Grupos LGBT do Peru criticam decreto que classifica transexualidade como doença
Norma leva em consideração regulamentação da OMS que não é válida desde 2022
A comunidade LGBTQIA+ no Peru criticou um decreto do Ministério da Saúde do país sul-americano que qualifica a transexualidade e outras categorias de identidade de gênero como “pessoas com problema de saúde mental”.
O governo peruano emitiu um decreto na sexta-feira (10) que atualiza o Plano Essencial de Saúde (PEAS). Este plano, assinado pela presidente Dina Boluarte, que representa o plano de benefícios mínimos que uma pessoa recebe ao aderir a um seguro de saúde público, privado ou misto.
No PEAS, são especificados os procedimentos médicos básicos que uma pessoa pode acessar.
A atualização inclui o que o governo chama de “transexualismo, travestismo de duplo papel, transtorno de identidade de gênero infantil, transtorno de identidade de gênero sem outra especificação, travestismo fetichista e orientação sexual egodistônica” em “pessoas com problemas de saúde mental” no PEAS.
No domingo (12), o Ministério da Saúde pontuou em comunicado que a diversidade de gênero e sexual “não são doenças” ou “distúrbios”.
“Expressamos o nosso respeito pelas identidades de gênero, assim como a nossa rejeição à estigmatização da diversidade sexual no país”, diz o comunicado.
No comunicado do Ministério da Saúde, a pasta afirma que os regulamentos foram atualizados para “garantir que a cobertura dos cuidados de saúde mental seja completa”.

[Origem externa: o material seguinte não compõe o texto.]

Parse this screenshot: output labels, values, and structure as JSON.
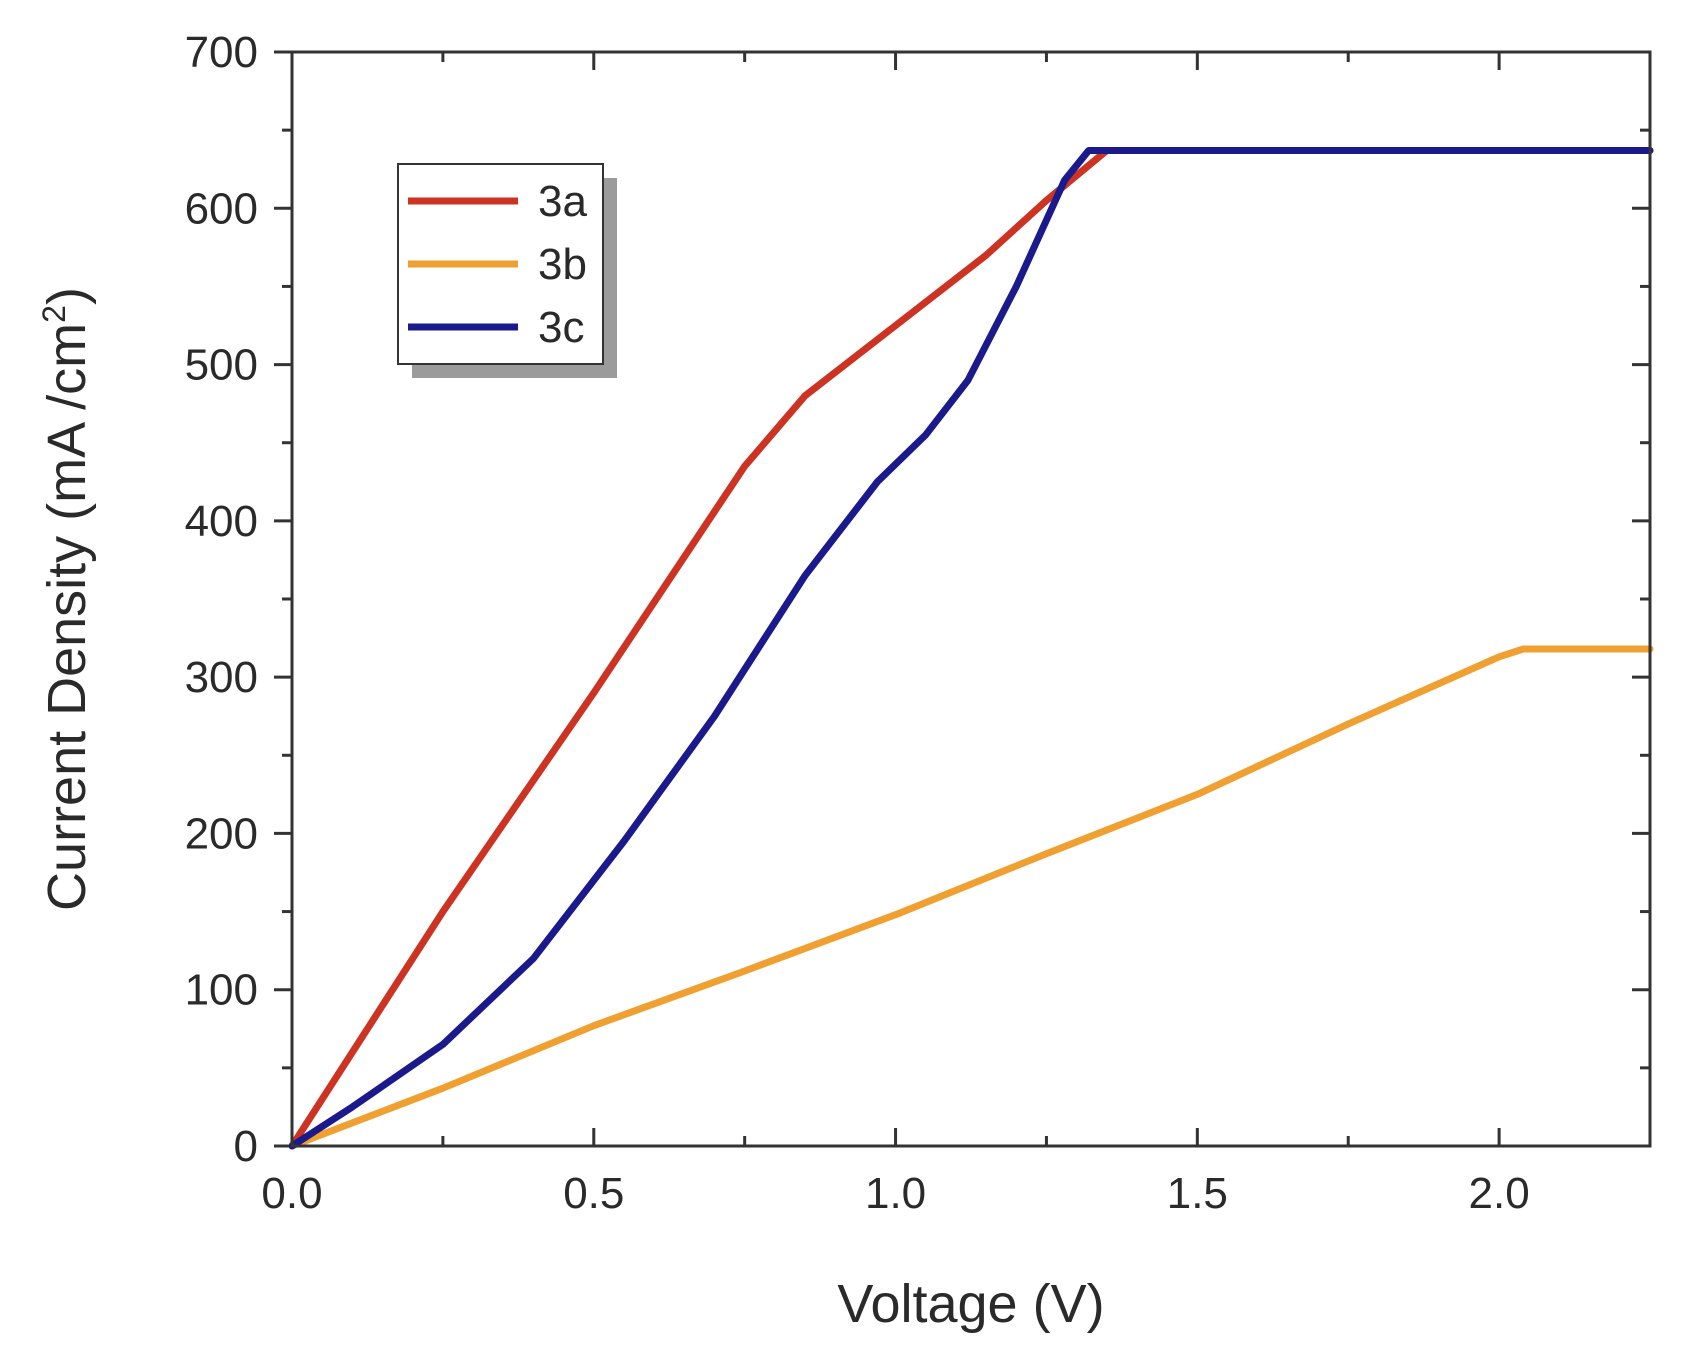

A nota não esclarece se haverá modificação na norma já publicada no jornal oficial, destacando apenas que, para o ministério, “gênero e diversidade sexual não são doenças”.
Ainda assim, sustenta que a atualização da norma se baseia na CID-10, regulamentação da Organização Mundial da Saúde (OMS) que estabeleceu o “transexualismo” como um “transtorno de identidade sexual” e que não é válido desde 2022.
O que diz a norma?
Segundo o decreto, esta incorporação é feita com base na CID-10, regulamento da OMS que inclui uma Classificação Internacional de Doenças composta por códigos utilizados em todo o mundo.

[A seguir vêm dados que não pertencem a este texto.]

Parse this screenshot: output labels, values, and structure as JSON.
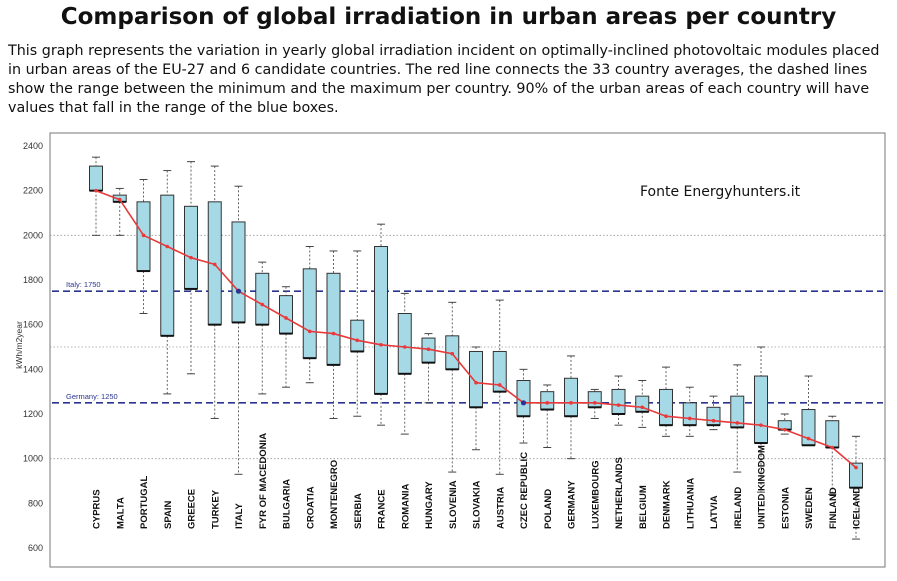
{
  "title": "Comparison of global irradiation in urban areas per country",
  "description": "This graph represents the variation in yearly global irradiation incident on optimally-inclined photovoltaic modules placed in urban areas of the EU-27 and 6 candidate countries. The red line connects the 33 country averages, the dashed lines show the range between the minimum and the maximum per country. 90% of the urban areas of each country will have values that fall in the range of the blue boxes.",
  "source_note": "Fonte Energyhunters.it",
  "colors": {
    "box": "#a6d9e6",
    "mean_line": "#e8393b",
    "ref_line": "#2b3590",
    "grid": "#999999"
  },
  "chart_data": {
    "type": "box",
    "ylabel": "kWh/m2year",
    "ylim": [
      600,
      2400
    ],
    "yticks": [
      600,
      800,
      1000,
      1200,
      1400,
      1600,
      1800,
      2000,
      2200,
      2400
    ],
    "grid": "horizontal dotted at 1000, 1500, 2000",
    "reference_lines": [
      {
        "label": "Italy: 1750",
        "value": 1750
      },
      {
        "label": "Germany: 1250",
        "value": 1250
      }
    ],
    "categories": [
      "CYPRUS",
      "MALTA",
      "PORTUGAL",
      "SPAIN",
      "GREECE",
      "TURKEY",
      "ITALY",
      "FYR OF MACEDONIA",
      "BULGARIA",
      "CROATIA",
      "MONTENEGRO",
      "SERBIA",
      "FRANCE",
      "ROMANIA",
      "HUNGARY",
      "SLOVENIA",
      "SLOVAKIA",
      "AUSTRIA",
      "CZEC REPUBLIC",
      "POLAND",
      "GERMANY",
      "LUXEMBOURG",
      "NETHERLANDS",
      "BELGIUM",
      "DENMARK",
      "LITHUANIA",
      "LATVIA",
      "IRELAND",
      "UNITED KINGDOM",
      "ESTONIA",
      "SWEDEN",
      "FINLAND",
      "ICELAND"
    ],
    "min": [
      2000,
      2000,
      1650,
      1290,
      1380,
      1180,
      930,
      1290,
      1320,
      1340,
      1180,
      1190,
      1150,
      1110,
      1250,
      940,
      1040,
      930,
      1070,
      1050,
      1000,
      1180,
      1150,
      1140,
      1100,
      1100,
      1130,
      940,
      850,
      1110,
      1060,
      840,
      640
    ],
    "box_low": [
      2200,
      2150,
      1840,
      1550,
      1760,
      1600,
      1610,
      1600,
      1560,
      1450,
      1420,
      1480,
      1290,
      1380,
      1430,
      1400,
      1230,
      1300,
      1190,
      1220,
      1190,
      1230,
      1200,
      1210,
      1150,
      1150,
      1150,
      1140,
      1070,
      1130,
      1060,
      1050,
      870
    ],
    "box_high": [
      2310,
      2180,
      2150,
      2180,
      2130,
      2150,
      2060,
      1830,
      1730,
      1850,
      1830,
      1620,
      1950,
      1650,
      1540,
      1550,
      1480,
      1480,
      1350,
      1300,
      1360,
      1300,
      1310,
      1280,
      1310,
      1250,
      1230,
      1280,
      1370,
      1170,
      1220,
      1170,
      980
    ],
    "max": [
      2350,
      2210,
      2250,
      2290,
      2330,
      2310,
      2220,
      1880,
      1770,
      1950,
      1930,
      1930,
      2050,
      1740,
      1560,
      1700,
      1500,
      1710,
      1400,
      1330,
      1460,
      1310,
      1370,
      1350,
      1410,
      1320,
      1280,
      1420,
      1500,
      1200,
      1370,
      1190,
      1100
    ],
    "mean": [
      2200,
      2160,
      2000,
      1950,
      1900,
      1870,
      1750,
      1690,
      1630,
      1570,
      1560,
      1530,
      1510,
      1500,
      1490,
      1470,
      1340,
      1330,
      1250,
      1250,
      1250,
      1250,
      1240,
      1230,
      1190,
      1180,
      1170,
      1160,
      1150,
      1130,
      1090,
      1050,
      960
    ]
  }
}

A instituição explica, no comunicado, que a CID-10 permanece “em vigor no nosso país” enquanto se inicia a implementação progressiva da CID-11, assim como em outros países da região.
A Organização Mundial da Saúde publicou a CID-11 como uma nova Classificação Internacional de Doenças que entrou em vigor em 2022, que elimina categorias de identidade de gênero do capítulo das doenças.
Possíveis protestos
A comunidade LGBQIA+ no Peru não excluiu a realização de um protesto pacífico, destacando que a decisão do governo os coloca “em grave perigo”.
A CNN conversou com Jorge Apolaya, porta-voz do coletivo Marcha do Orgulho LGBTI, que disse que é “um sério perigo e um retrocesso aplicar a CID-10 em todo o aparato estatal”.
Apolaya explica que os novos regulamentos da OMS, ou seja, a CID-11, deixam de “considerar a orientação sexual, a identidade de gênero e a expressão de gênero como uma doença”.
“Ou seja, um funcionário que cuida de uma pessoa LGBTI poderá confiar com tranquilidade na CID-10 para poder dizer ‘na verdade, o que você tem é uma doença, porque somos regidos pela CID-10, portanto, é uma porta aberta para a patologização [da transsexualidade]”, avaliou.
“É também uma porta aberta para o perigo que isso significa, porque a terapia de conversão tenta converter pessoas, supostamente, em heterossexuais”, adicionou.
No comunicado de domingo, o Ministério da Saúde afirmou que a orientação sexual e identidade de gênero de uma pessoa “não constitui por si só um distúrbio de saúde física e mental” e que, portanto, “não deve ser submetida a tratamento, cuidados médicos ou às chamadas terapias de conversão”.
As organizações LGBTQIA+ “têm se reunido numa plataforma e provavelmente hoje em dia seremos capazes de concordar em sair num protesto ou marcha pacífica”, disse o porta-voz do grupo.
Por sua vez, a organização Más Igualdad Perú apresentou na segunda-feira (13) uma carta dirigida ao Ministério da Saúde do Peru em protesto contra a inclusão da CID-10 no decreto.
A carta é assinada por 414 profissionais de saúde mental e conta com o apoio de 176 organizações de direitos humanos, observou o grupo.
A CNN entrou em contato com o Ministério da Saúde do Peru, mas não obteve retorno.